Along this journey from the 1960s we tried pushing second opinions for elective surgery, flexible benefits, outpatient services, health and wellness programs, pre-admission testing and much more and yet health care as a percentage of the economy continues to grow. Ummmm?
Considering all of the above, look at the pending “reform” legislation and see if you can find anything that will actually control the overall cost of health care in America.
Today we appear to think that the government will provide unlimited health care with no management of services but with cost control. It has not worked in the past (consider Medicare) and it will not work in the future. On the other hand, the new catch phrase in Washington and elsewhere is “accountable” health plans and the concept of physician capitation for payment and a primary care coordinator, which sounds a great deal like an HMO. Stand by for the implications of this one.

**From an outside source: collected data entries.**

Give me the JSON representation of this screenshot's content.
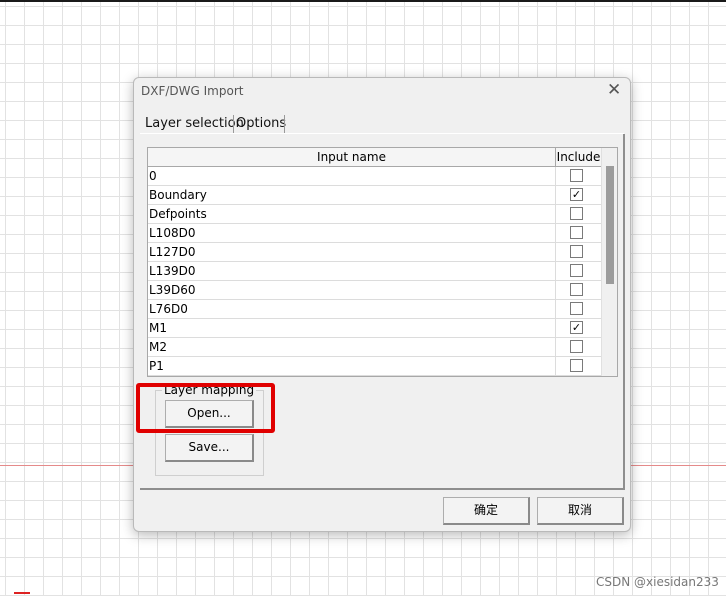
{
  "dialog": {
    "title": "DXF/DWG Import",
    "close_icon": "close-icon",
    "tabs": [
      {
        "label": "Layer selection"
      },
      {
        "label": "Options"
      }
    ],
    "table": {
      "col_name": "Input name",
      "col_include": "Include",
      "rows": [
        {
          "name": "0",
          "checked": false
        },
        {
          "name": "Boundary",
          "checked": true
        },
        {
          "name": "Defpoints",
          "checked": false
        },
        {
          "name": "L108D0",
          "checked": false
        },
        {
          "name": "L127D0",
          "checked": false
        },
        {
          "name": "L139D0",
          "checked": false
        },
        {
          "name": "L39D60",
          "checked": false
        },
        {
          "name": "L76D0",
          "checked": false
        },
        {
          "name": "M1",
          "checked": true
        },
        {
          "name": "M2",
          "checked": false
        },
        {
          "name": "P1",
          "checked": false
        }
      ]
    },
    "layer_mapping": {
      "label": "Layer mapping",
      "open_label": "Open...",
      "save_label": "Save..."
    },
    "ok_label": "确定",
    "cancel_label": "取消"
  },
  "watermark": "CSDN @xiesidan233",
  "colors": {
    "highlight": "#e00000",
    "dialog_bg": "#f0f0f0"
  }
}
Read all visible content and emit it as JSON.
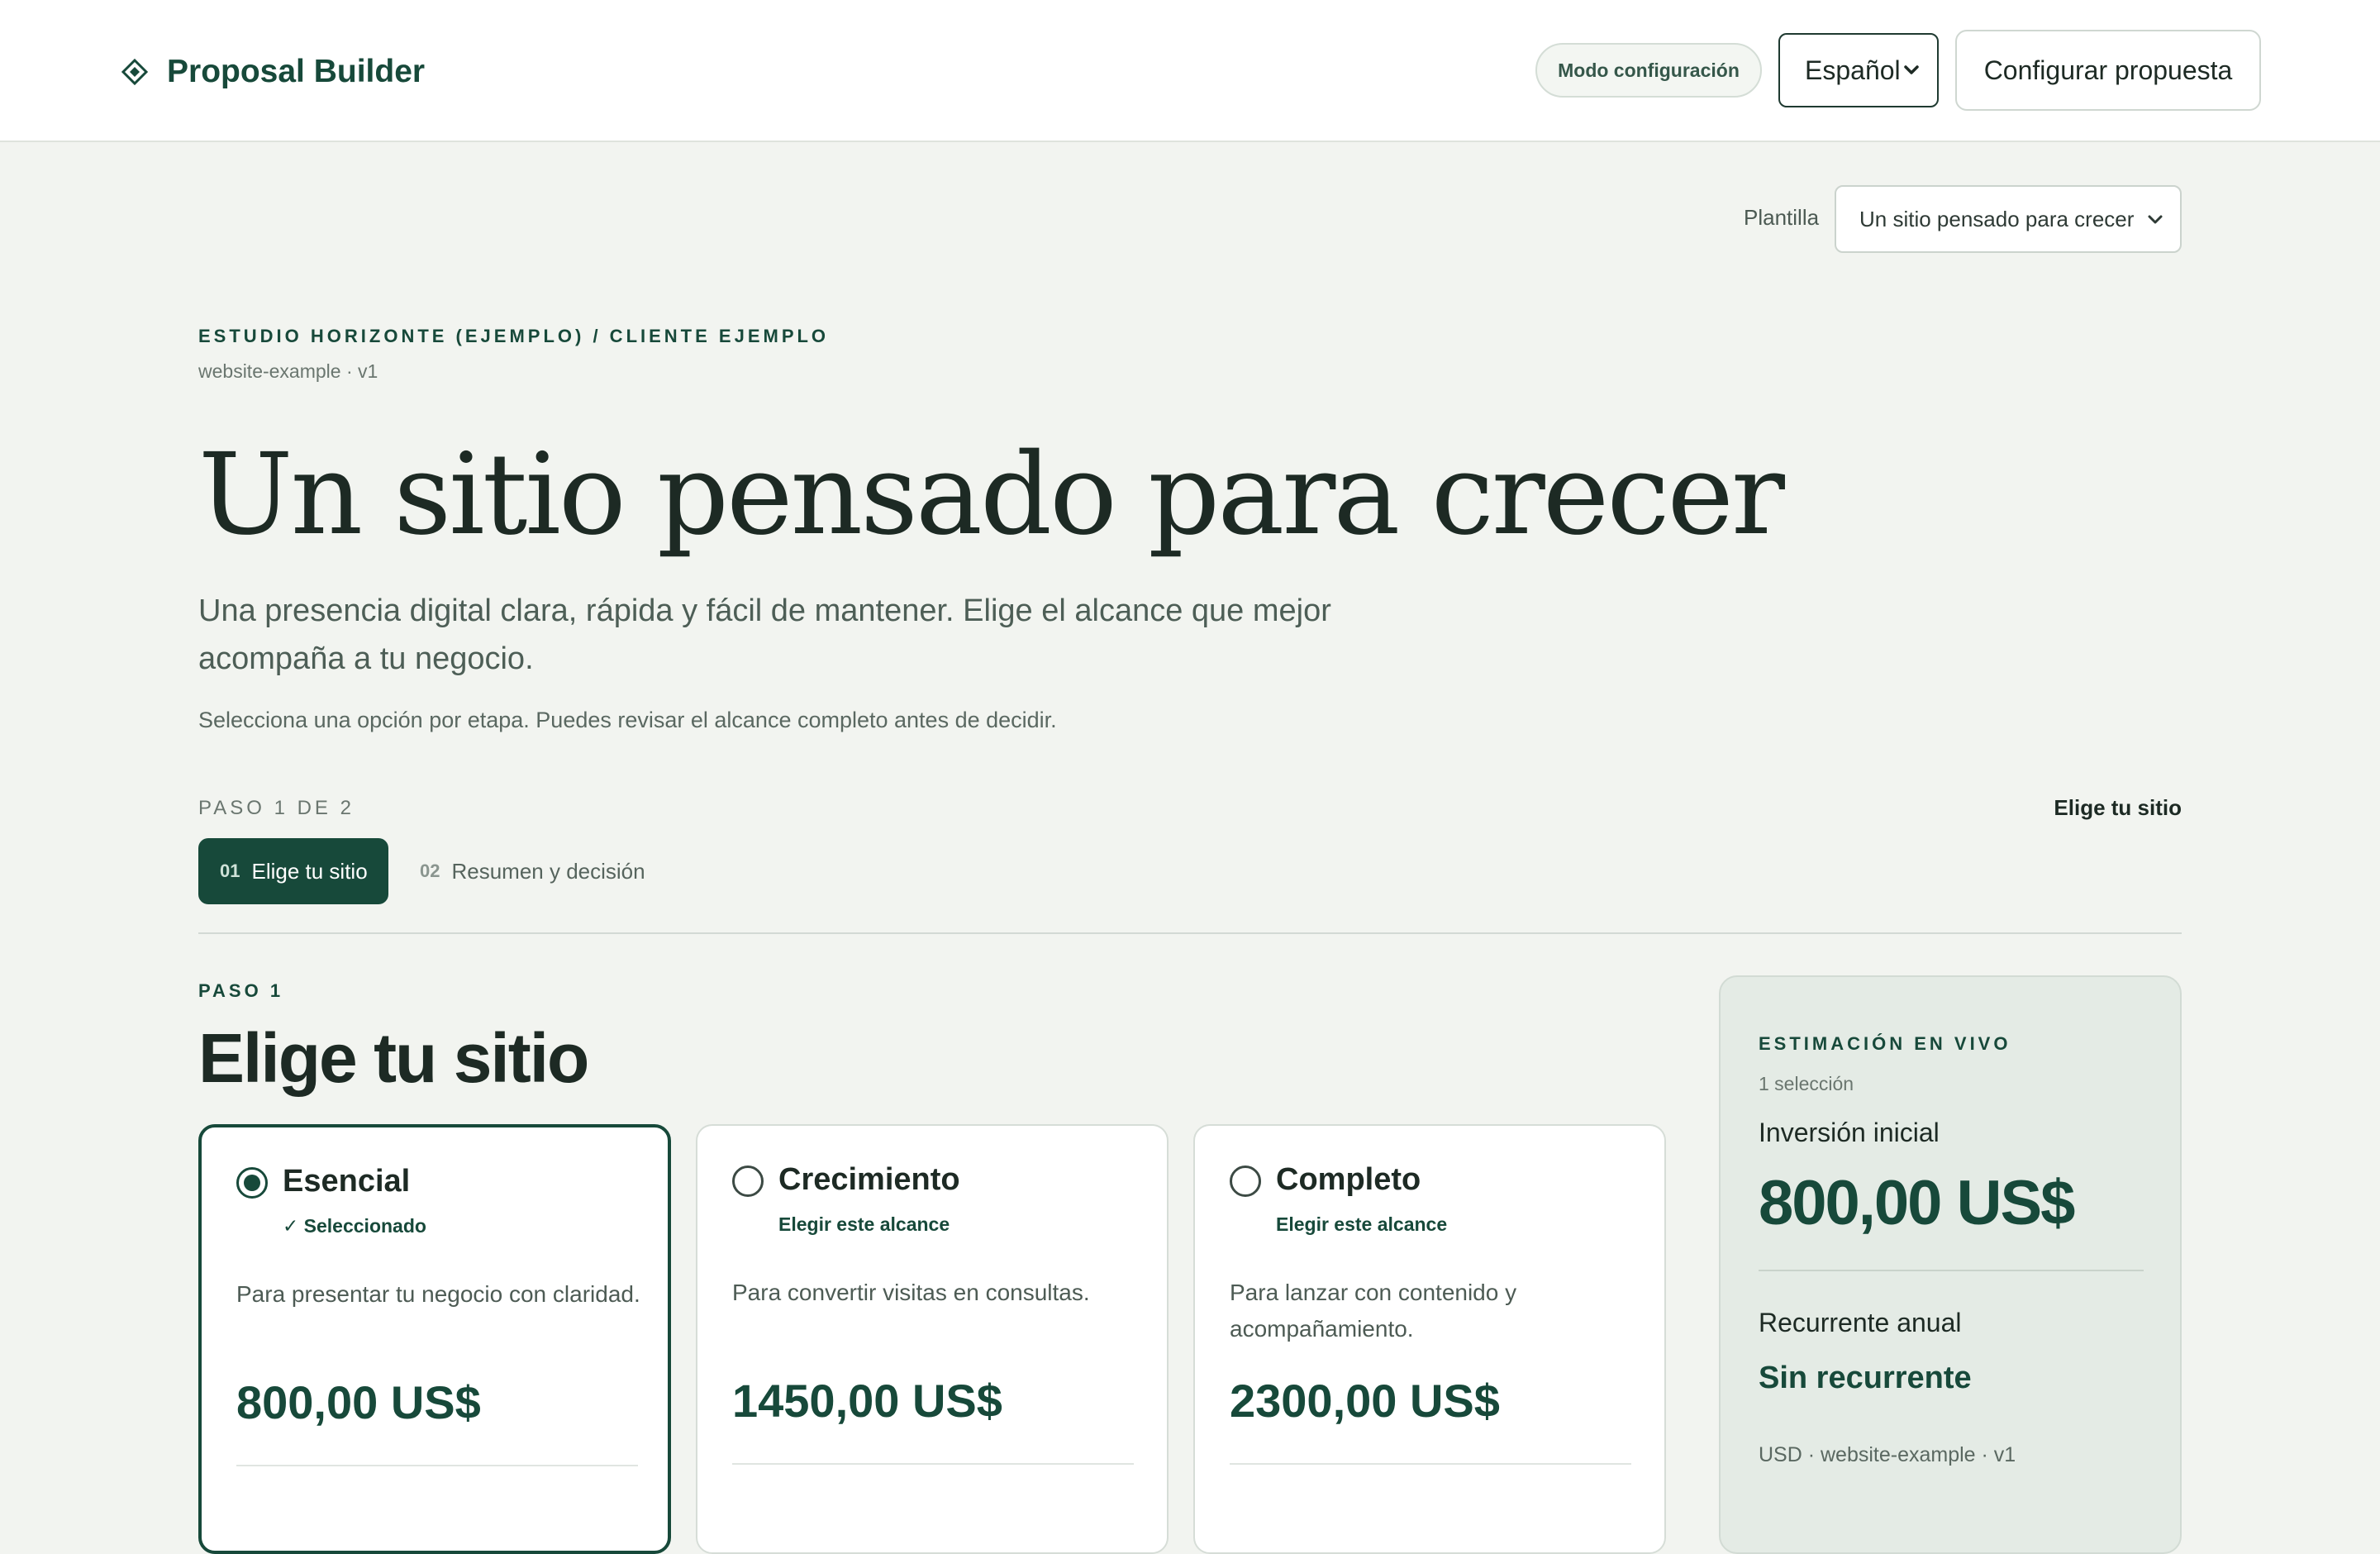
{
  "header": {
    "brand": "Proposal Builder",
    "mode_label": "Modo configuración",
    "language": "Español",
    "config_button": "Configurar propuesta"
  },
  "template": {
    "label": "Plantilla",
    "selected": "Un sitio pensado para crecer"
  },
  "hero": {
    "eyebrow": "ESTUDIO HORIZONTE (EJEMPLO) / CLIENTE EJEMPLO",
    "meta": "website-example · v1",
    "title": "Un sitio pensado para crecer",
    "subtitle": "Una presencia digital clara, rápida y fácil de mantener. Elige el alcance que mejor acompaña a tu negocio.",
    "note": "Selecciona una opción por etapa. Puedes revisar el alcance completo antes de decidir."
  },
  "steps": {
    "count": "PASO 1 DE 2",
    "current_label": "Elige tu sitio",
    "tabs": [
      {
        "num": "01",
        "label": "Elige tu sitio",
        "active": true
      },
      {
        "num": "02",
        "label": "Resumen y decisión",
        "active": false
      }
    ]
  },
  "section": {
    "paso": "PASO 1",
    "title": "Elige tu sitio"
  },
  "options": [
    {
      "name": "Esencial",
      "status": "✓ Seleccionado",
      "description": "Para presentar tu negocio con claridad.",
      "price": "800,00 US$",
      "selected": true
    },
    {
      "name": "Crecimiento",
      "status": "Elegir este alcance",
      "description": "Para convertir visitas en consultas.",
      "price": "1450,00 US$",
      "selected": false
    },
    {
      "name": "Completo",
      "status": "Elegir este alcance",
      "description": "Para lanzar con contenido y acompañamiento.",
      "price": "2300,00 US$",
      "selected": false
    }
  ],
  "estimate": {
    "label": "ESTIMACIÓN EN VIVO",
    "count": "1 selección",
    "initial_label": "Inversión inicial",
    "initial_value": "800,00 US$",
    "recurring_label": "Recurrente anual",
    "recurring_value": "Sin recurrente",
    "footer": "USD · website-example · v1"
  },
  "colors": {
    "brand": "#17493a",
    "background": "#f2f4f0",
    "panel": "#e4ebe5"
  }
}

Do we wonder why health care costs have gotten out of control? We have moved from a system of “insurance” with a financial stake in the process for patients to total entitlement. Today Congress debates a new health care system and yet we appear to ignore lessons learned. The guidance in the pending House legislation to the Secretary of HHS is to try to avoid coinsurance in designing the required benefits package going forward in favor of co-payments. This is exactly the kind of thinking that got us into this mess. Pending legislation states and the message to Americans is that medical decisions are between the patient and the doctor. That may be fine when you are buying a TV, but in health care with all its variables and misdirected incentives, it simply does not work.